A 4-year-old North Charleston boy has died after officials say it appears he shot himself in the head with a gun in a Summerville home.
It’s estimated that more American homes have guns than dogs and accidents can happen to children of all ages.
“It doesn’t take a lot to fire a weapon,” Henry Perritt of Henry’s Sporting Goods in Mount Pleasant explained.
That’s why there are numerous locks, vaults and safes designed to keep kids safe.
“I actually take my child out and educate them with the gun and teach them how to shoot it and how to handle it and not to touch it when I’m not around. But, even with that said, I still lock all my firearms up,” Perritt said.
Gun safety experts say it’s getting even cheaper to be safe. Many manufactures and police departments give away free gun locks. Some newly manufactured guns now come with a lock already installed.
“So, the gun actually locks itself. So, the gun cannot be loaded or discharged,” Perritt explained.
If you want to keep a loaded gun at home, experts suggest keeping it in a safe or vault.

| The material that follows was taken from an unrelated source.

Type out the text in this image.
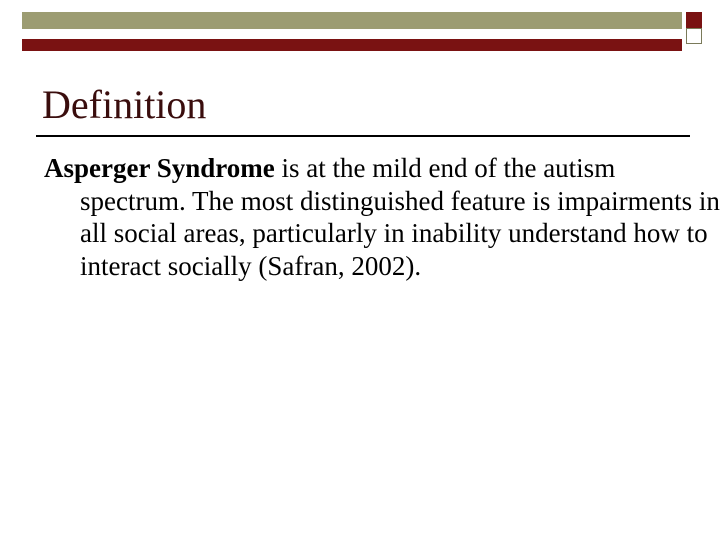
Definition

Asperger Syndrome is at the mild end of the autism spectrum. The most distinguished feature is impairments in all social areas, particularly in inability understand how to interact socially (Safran, 2002).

“You can put it in the vault. You can shut it, and lock it with a key pad. They are very simple and fast to open. By using these mini vaults, these guns can be accessed in less than 30 seconds. It’s a very quick response,” Perritt said.
According to the Nationwide Children’s Hospital of Columbus, Ohio, one in three families with children have at least one gun in the house. That’s more than 22 million children in homes with guns. Most of the victims of accidental shootings are boys who are usually shot by a friend or relative; especially a brother.

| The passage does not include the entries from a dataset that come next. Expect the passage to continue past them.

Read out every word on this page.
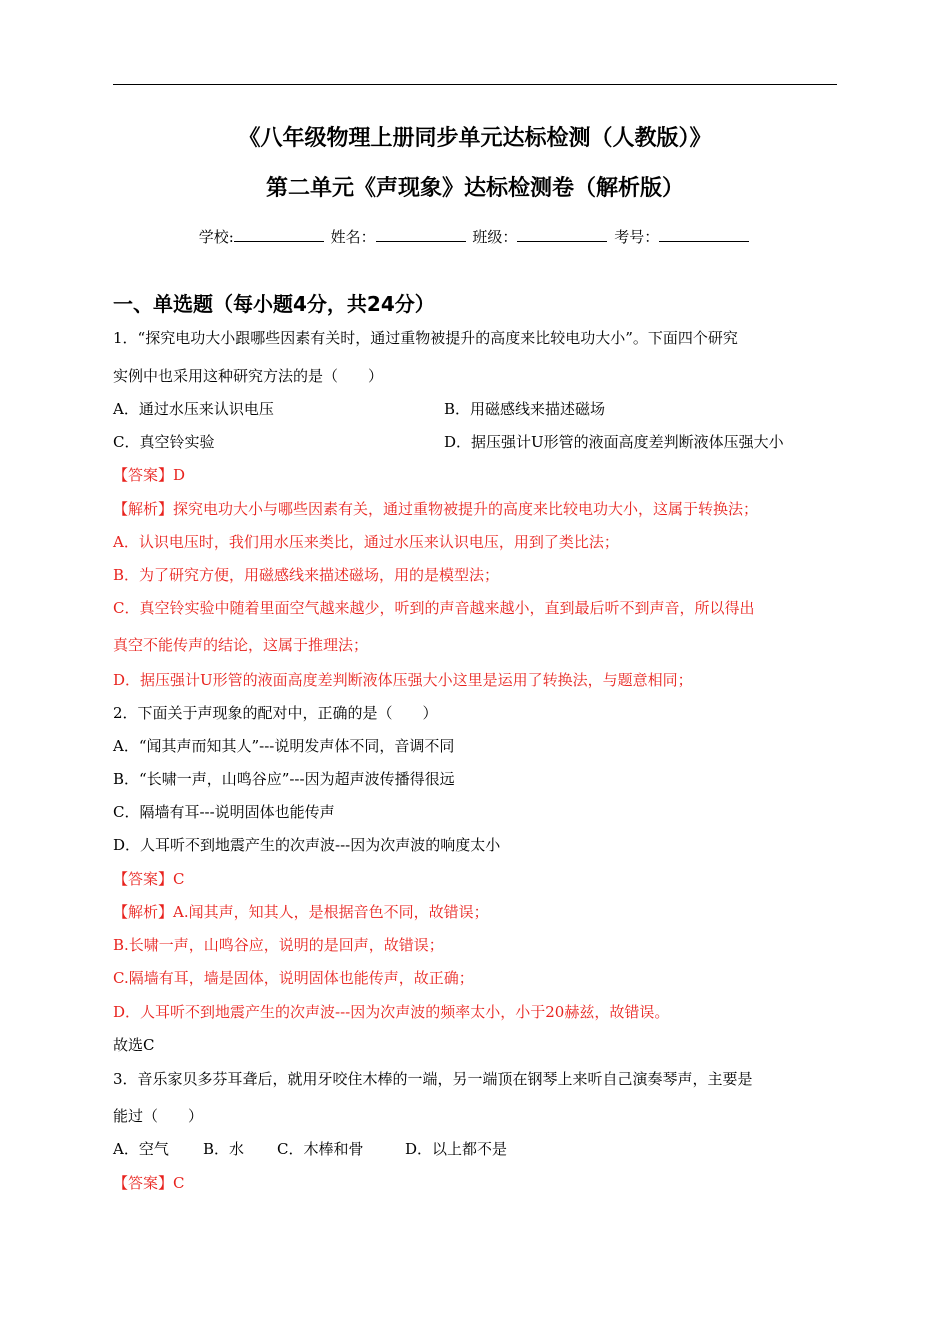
《八年级物理上册同步单元达标检测（人教版）》
第二单元《声现象》达标检测卷（解析版）
学校:	姓名：	班级：	考号：
一、单选题（每小题4分，共24分）
1．“探究电功大小跟哪些因素有关时，通过重物被提升的高度来比较电功大小”。下面四个研究
实例中也采用这种研究方法的是（　　）
A．通过水压来认识电压	B．用磁感线来描述磁场
C．真空铃实验	D．据压强计U形管的液面高度差判断液体压强大小
【答案】D
【解析】探究电功大小与哪些因素有关，通过重物被提升的高度来比较电功大小，这属于转换法；
A．认识电压时，我们用水压来类比，通过水压来认识电压，用到了类比法；
B．为了研究方便，用磁感线来描述磁场，用的是模型法；
C．真空铃实验中随着里面空气越来越少，听到的声音越来越小，直到最后听不到声音，所以得出
真空不能传声的结论，这属于推理法；
D．据压强计U形管的液面高度差判断液体压强大小这里是运用了转换法，与题意相同；
2．下面关于声现象的配对中，正确的是（　　）
A．“闻其声而知其人”---说明发声体不同，音调不同
B．“长啸一声，山鸣谷应”---因为超声波传播得很远
C．隔墙有耳---说明固体也能传声
D．人耳听不到地震产生的次声波---因为次声波的响度太小
【答案】C
【解析】A.闻其声，知其人，是根据音色不同，故错误；
B.长啸一声，山鸣谷应，说明的是回声，故错误；
C.隔墙有耳，墙是固体，说明固体也能传声，故正确；
D．人耳听不到地震产生的次声波---因为次声波的频率太小，小于20赫兹，故错误。
故选C
3．音乐家贝多芬耳聋后，就用牙咬住木棒的一端，另一端顶在钢琴上来听自己演奏琴声，主要是
能过（　　）
A．空气 B．水 C．木棒和骨	D．以上都不是
【答案】C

“Some of it can be from network, we see cops and robbers and things of that sort. But as a responsible gun owner we’ve got to step up our game. We’ve got to educate these kids and spend time with them,” Perritt said.
They say that education is right on target, because children are often away from the safety measures of home.
“The grandparents are not used to having children in the house and forget about the firearm that they’ve got hidden in the top of the closet,” Perritt said.
Gun safety experts say children should be reminded that guns are not toys. Some suggest not even allowing children to point toy guns at people while playing.